Though the uptempo songs on Routes lock into funky, deep pockets, making for irresistible dance tracks, other pieces stretch into more tender territory. “Saya” came to Cissokho after his beloved mother passed away: “Right when we buried her, everyone started to walk back home. I couldn’t. I stayed in the cemetery. I started to turn home and this song came to my heart. I went to my uncle’s room. He used to play kora until he grew older. I asked him if I could borrow it, because I needed to play this song. My uncle and everyone told me no, we had just buried her, but then they listened to what I played and started crying.”
Though Kaira Ba kept a light touch, they invited Eric Heywood to add arcs of pedal steel. “We wanted to get out of the way and let the song shine, in its honesty,” Henderson recounts. “That was the first take, with just kora and vocal live.

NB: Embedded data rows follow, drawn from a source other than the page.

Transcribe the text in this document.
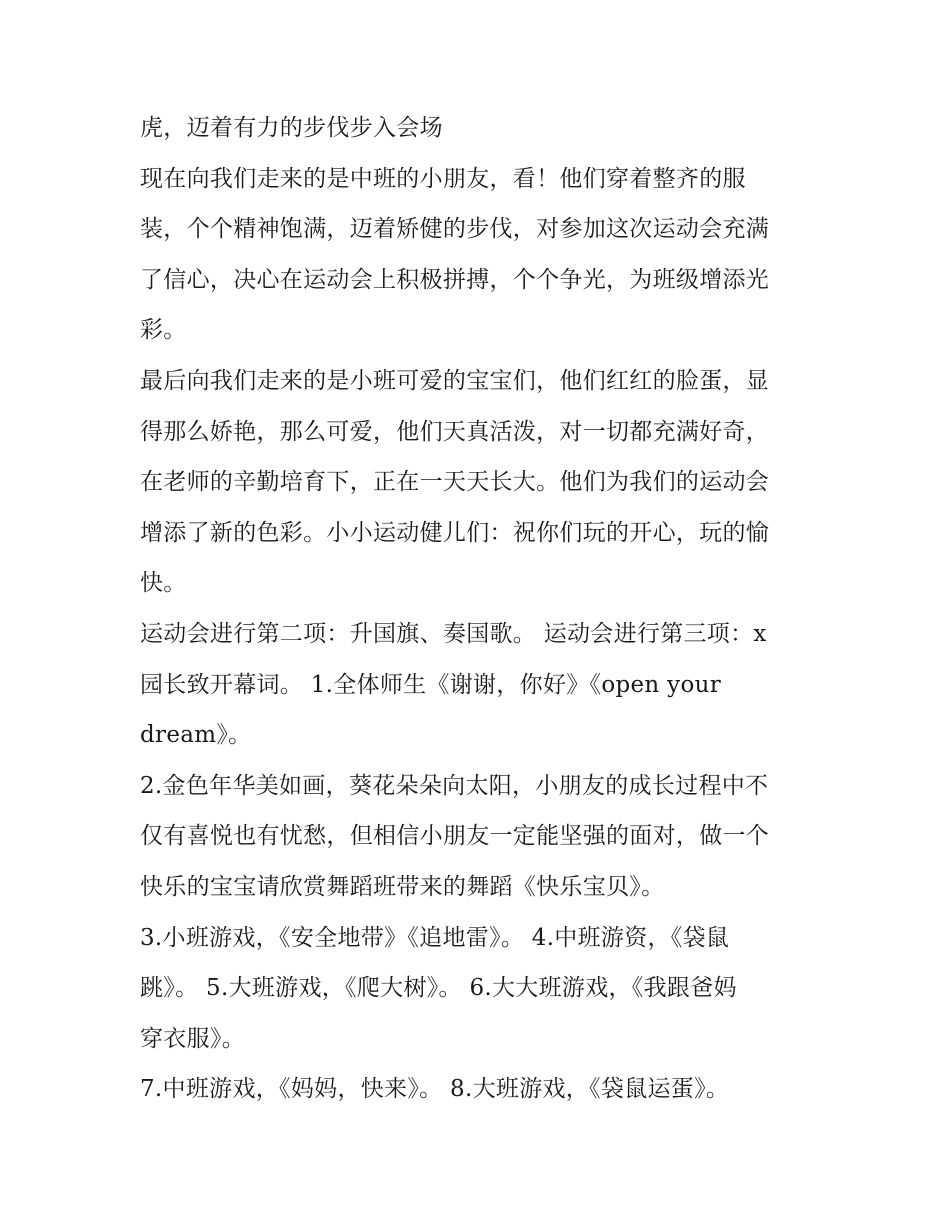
虎，迈着有力的步伐步入会场
现在向我们走来的是中班的小朋友，看！他们穿着整齐的服
装，个个精神饱满，迈着矫健的步伐，对参加这次运动会充满
了信心，决心在运动会上积极拼搏，个个争光，为班级增添光
彩。
最后向我们走来的是小班可爱的宝宝们，他们红红的脸蛋，显
得那么娇艳，那么可爱，他们天真活泼，对一切都充满好奇，
在老师的辛勤培育下，正在一天天长大。他们为我们的运动会
增添了新的色彩。小小运动健儿们：祝你们玩的开心，玩的愉
快。
运动会进行第二项：升国旗、奏国歌。 运动会进行第三项：x
园长致开幕词。 1.全体师生《谢谢，你好》《open your
dream》。
2.金色年华美如画，葵花朵朵向太阳，小朋友的成长过程中不
仅有喜悦也有忧愁，但相信小朋友一定能坚强的面对，做一个
快乐的宝宝请欣赏舞蹈班带来的舞蹈《快乐宝贝》。
3.小班游戏，《安全地带》《追地雷》。 4.中班游资，《袋鼠
跳》。 5.大班游戏，《爬大树》。 6.大大班游戏，《我跟爸妈
穿衣服》。
7.中班游戏，《妈妈，快来》。 8.大班游戏，《袋鼠运蛋》。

While some of instrumentation on other tracks took warming up to, the pedal steel was something that Diali connected with right away. There’s an expressive quality to it, somehow reminiscent of the human voice.”
The people and places of M’bour and the North Carolina piedmont express themselves on Routes as well, not only via Cissokho’s lyrics and stories or musical performances, but in atmospheric recordings that weave in and out of tracks. Recordings of markets, nighttime courtyard jams, and beach life sneak into the mix. As do the voices and the sounds–Carolina cicadas sing at the start the first track–of Cissokho’s new home, his new roots.
“We wanted to give people a window into how we put this together. The album opens with cicadas in North Carolina, but then at the end, by ‘Night in M’bour,’ we share the rich sonic experience of being in Senegal, listening to this other world of sound, hearing sabar drumming reverberating in the distance, the children chanting the Quran at night,” reflects Henderson. “We wanted to weave these sounds in. The record ends with a live performance by Diali’s nephew Mamadou. That final track really captured our time outside the studio, hanging out and playing music and singing songs, learning from each other.”